Last week the Institute of Civil Engineers (ICE) called for an independent infrastructure commission to develop and implement a long-term transport strategy.  For ICE, the urgent need to find solutions resistant to short-term thinking and able to survive political cycles can only be met if matters are handled by a body at arm’s length from the political hustle and bustle.

It’s not hard to sympathise with industry leaders’ frustration with the standard, inert response to controversial questions such as whether, when and where to build new airport runways, a state of affairs which leads to years of delay and uncertainty.

But it’s not so clear how a commission’s findings could be binding.  Consider, if you will, Royal Commissions (not quite the same thing, but close enough for our purposes): there is a long and ignoble tradition of these advisory committees being set up by the government of the day, only for their reports to gather dust on Whitehall shelves if they are at odds with ministers’ thinking.  A waste of time and money, in other words.  It’s just as well, in these fiscally stretched times, that enthusiasm for Royal Commissions has waned of late.
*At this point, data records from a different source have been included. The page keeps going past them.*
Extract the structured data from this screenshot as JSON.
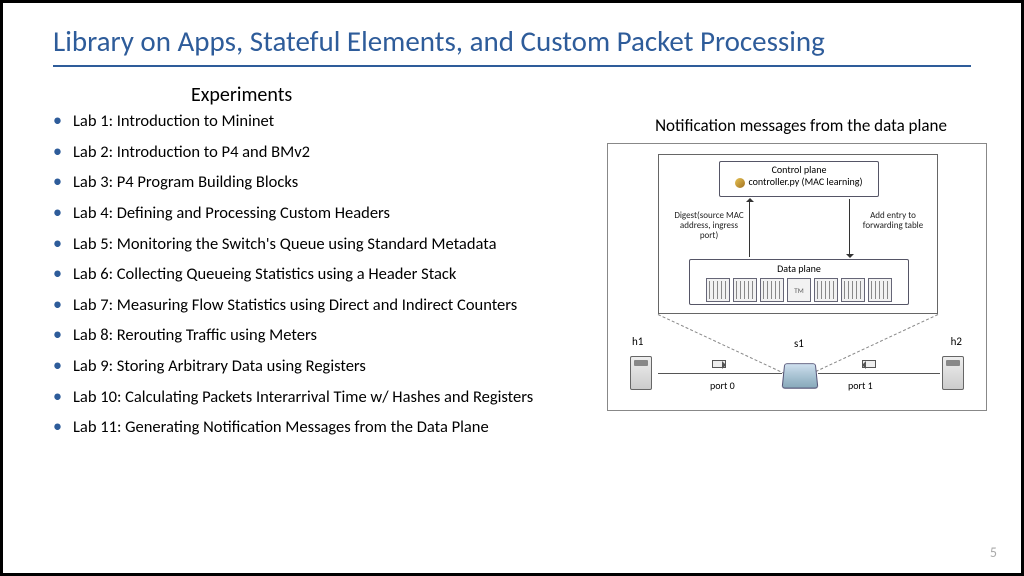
{
  "title": "Library on Apps, Stateful Elements, and Custom Packet Processing",
  "experiments_heading": "Experiments",
  "labs": [
    "Lab 1: Introduction to Mininet",
    "Lab 2: Introduction to P4 and BMv2",
    "Lab 3: P4 Program Building Blocks",
    "Lab 4: Defining and Processing Custom Headers",
    "Lab 5: Monitoring the Switch's Queue using Standard Metadata",
    "Lab 6: Collecting Queueing Statistics using a Header Stack",
    "Lab 7: Measuring Flow Statistics using Direct and Indirect Counters",
    "Lab 8: Rerouting Traffic using Meters",
    "Lab 9: Storing Arbitrary Data using Registers",
    "Lab 10: Calculating Packets Interarrival Time w/ Hashes and Registers",
    "Lab 11: Generating Notification Messages from the Data Plane"
  ],
  "figure": {
    "caption": "Notification messages from the data plane",
    "control_plane_title": "Control plane",
    "control_plane_sub": "controller.py (MAC learning)",
    "digest_label": "Digest(source MAC address, ingress port)",
    "add_label": "Add entry to forwarding table",
    "data_plane_title": "Data plane",
    "tm_label": "TM",
    "h1": "h1",
    "h2": "h2",
    "s1": "s1",
    "port0": "port 0",
    "port1": "port 1"
  },
  "page_number": "5"
}
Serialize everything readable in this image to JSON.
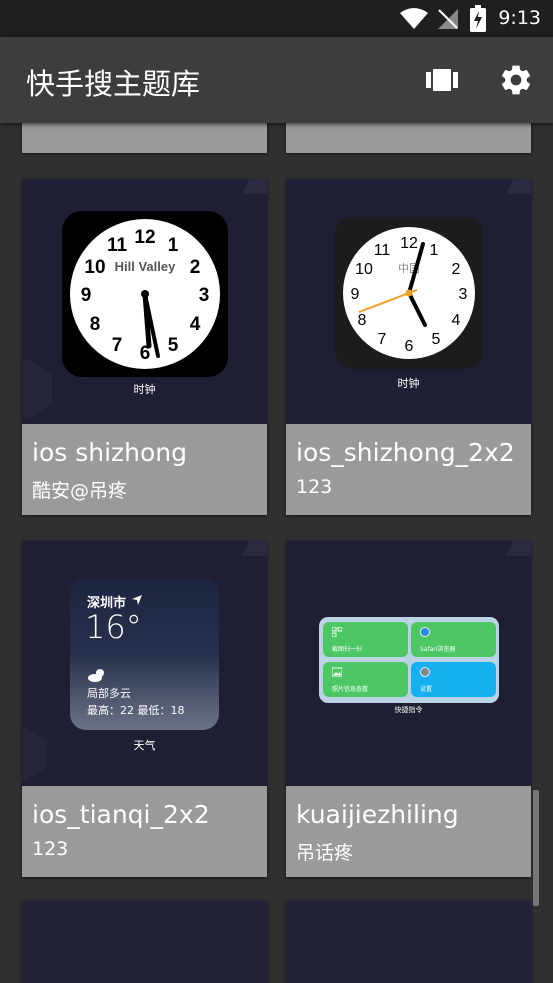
{
  "status_bar": {
    "time": "9:13"
  },
  "app_bar": {
    "title": "快手搜主题库",
    "icons": [
      "view-carousel-icon",
      "settings-icon"
    ]
  },
  "cards": [
    {
      "name": "ios shizhong",
      "author": "酷安@吊疼",
      "widget": {
        "clock_label": "Hill Valley",
        "caption": "时钟"
      }
    },
    {
      "name": "ios_shizhong_2x2",
      "author": "123",
      "widget": {
        "clock_label": "中国",
        "caption": "时钟"
      }
    },
    {
      "name": "ios_tianqi_2x2",
      "author": "123",
      "widget": {
        "city": "深圳市",
        "temperature": "16°",
        "condition": "局部多云",
        "range": "最高：22 最低：18",
        "caption": "天气"
      }
    },
    {
      "name": "kuaijiezhiling",
      "author": "吊话疼",
      "widget": {
        "items": [
          "截图扫一扫",
          "Safari浏览器",
          "照片信息查看",
          "设置"
        ],
        "caption": "快捷指令"
      }
    }
  ],
  "clock_numbers": [
    "12",
    "1",
    "2",
    "3",
    "4",
    "5",
    "6",
    "7",
    "8",
    "9",
    "10",
    "11"
  ]
}
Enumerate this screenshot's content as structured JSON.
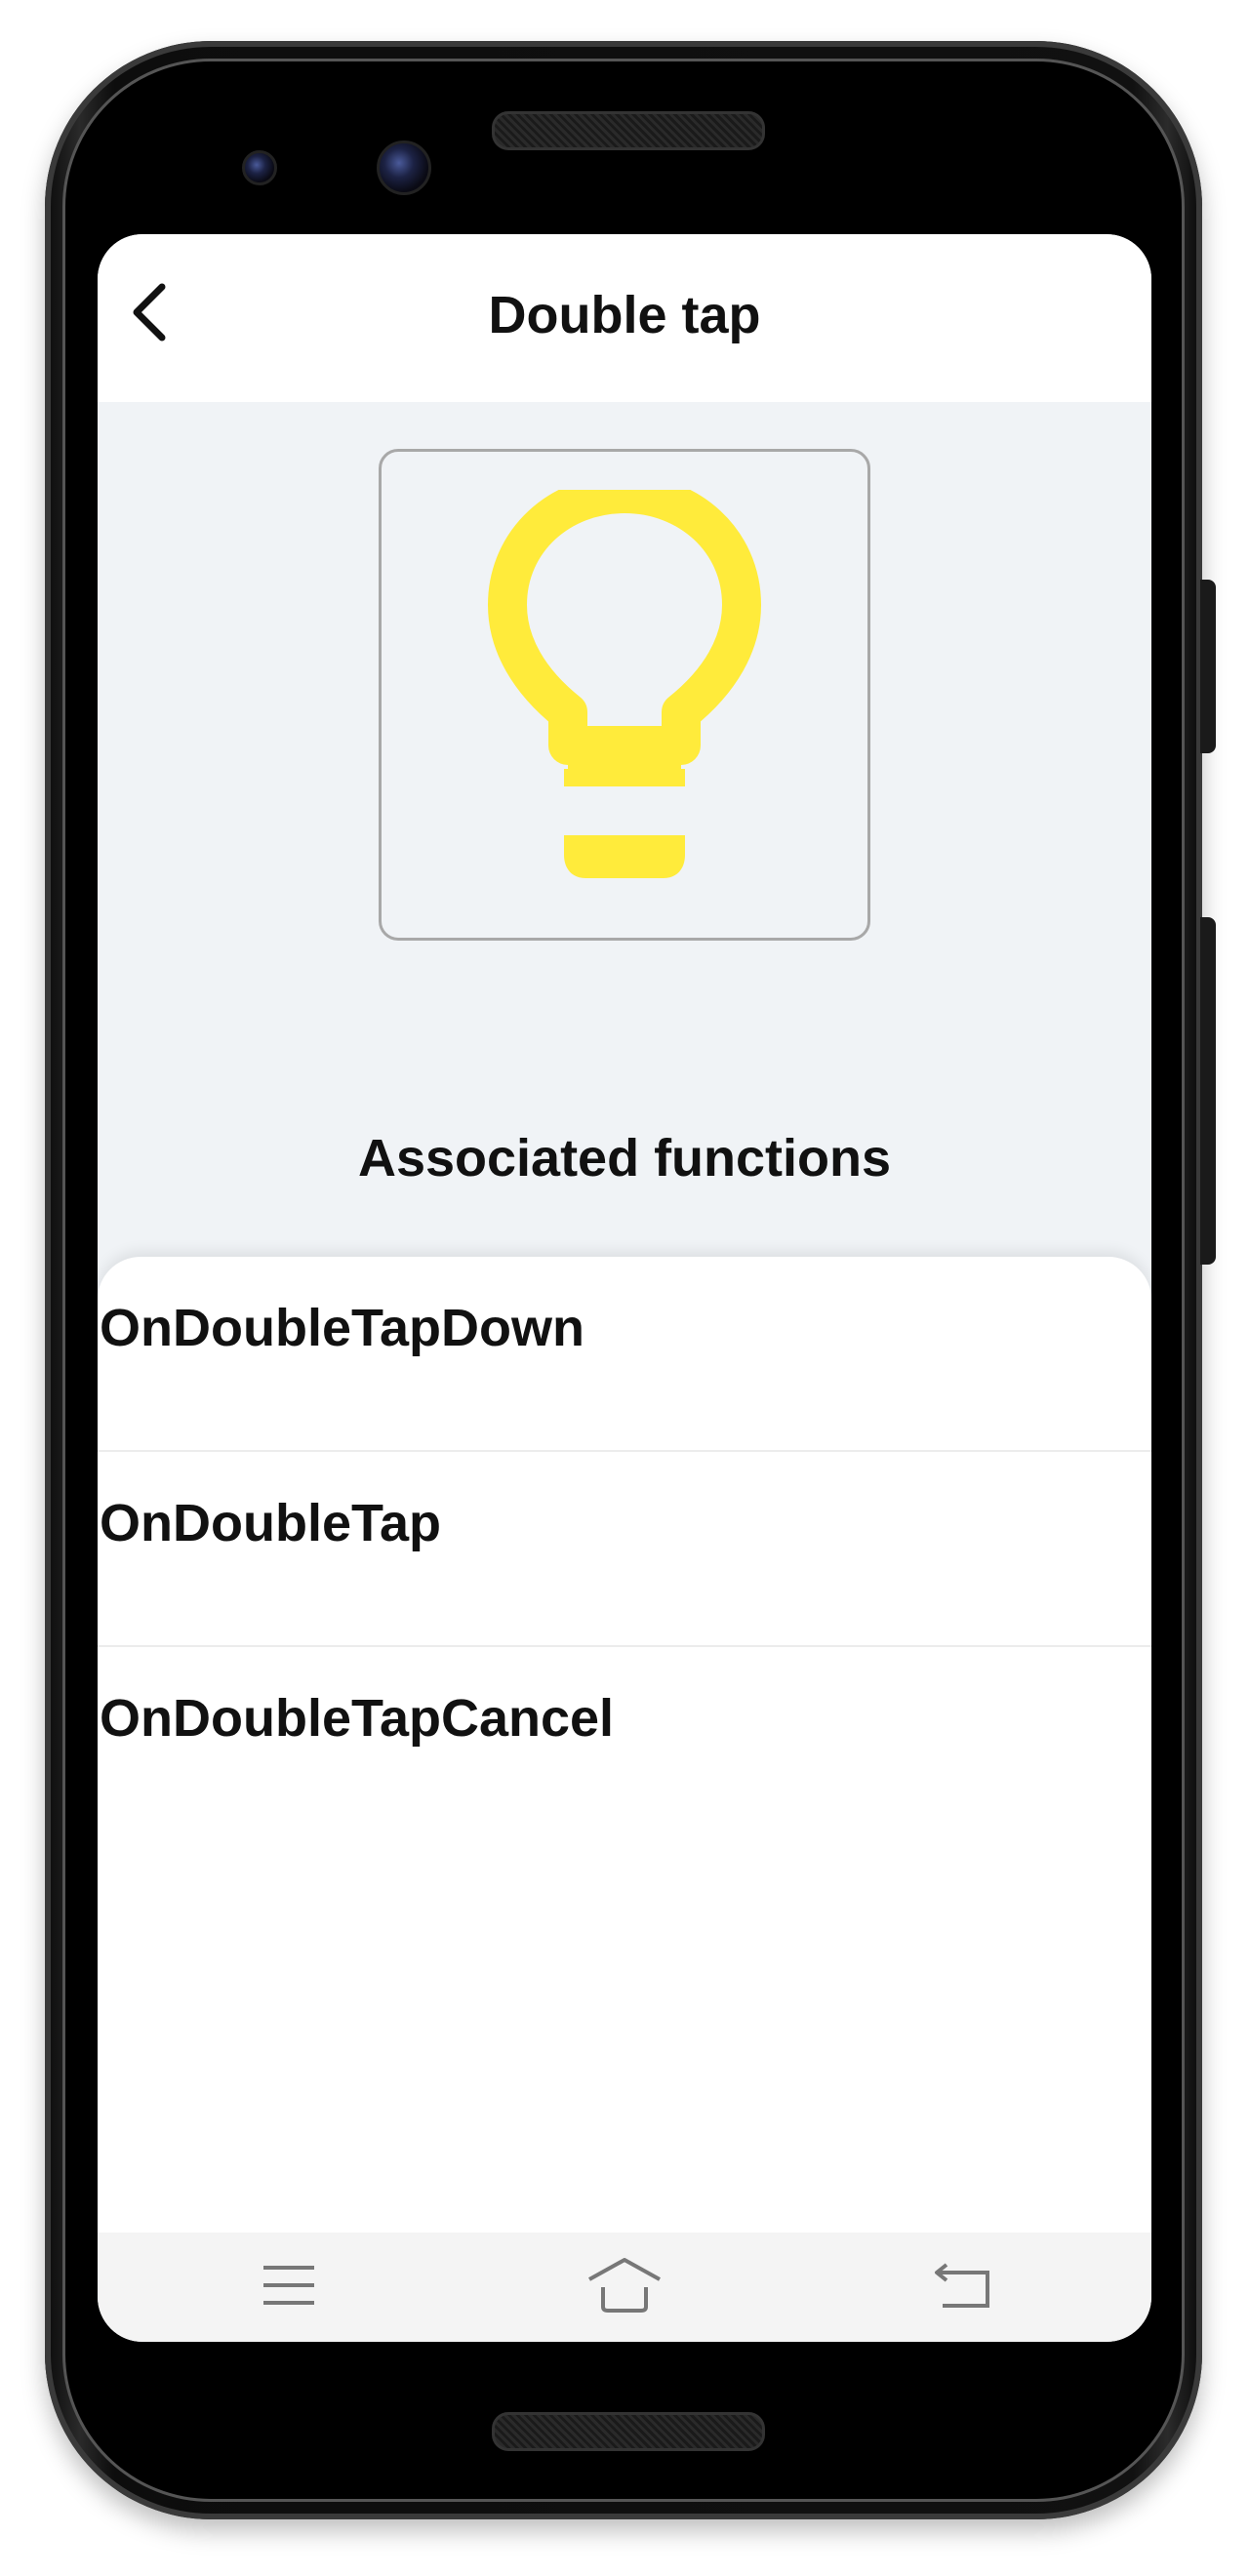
{
  "app_bar": {
    "title": "Double tap",
    "back_icon": "chevron-left-icon"
  },
  "hero": {
    "icon": "lightbulb-icon",
    "icon_color": "#ffeb3b"
  },
  "section": {
    "heading": "Associated functions"
  },
  "functions": [
    {
      "label": "OnDoubleTapDown"
    },
    {
      "label": "OnDoubleTap"
    },
    {
      "label": "OnDoubleTapCancel"
    }
  ],
  "system_nav": {
    "menu_icon": "menu-icon",
    "home_icon": "home-icon",
    "back_icon": "back-arrow-icon"
  },
  "colors": {
    "screen_background": "#f0f3f6",
    "surface": "#ffffff",
    "text": "#111111"
  }
}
In any case, do we really want an ‘independent’ commission?  Decisions on big infrastructure projects have to be political, because they are all about delivering a public good (or avoiding an irreversible mistake) and making choices which can only be made by those with a democratic mandate to govern.  A report’s authors can advise, but never ultimately decide.

A committee of experts will tend to home in on hard facts, of the type that can be justified under theoretical economic terms, and fail to take non-measurables into account: is it worth ruining a green and pleasant valley just to make the train ride from Birmingham to London a bit quicker?  Democracy has its faults, but at least politicians know that they will have to look into the faces of good citizens whose whose backyards or wellbeing are affected by big infrastructure projects.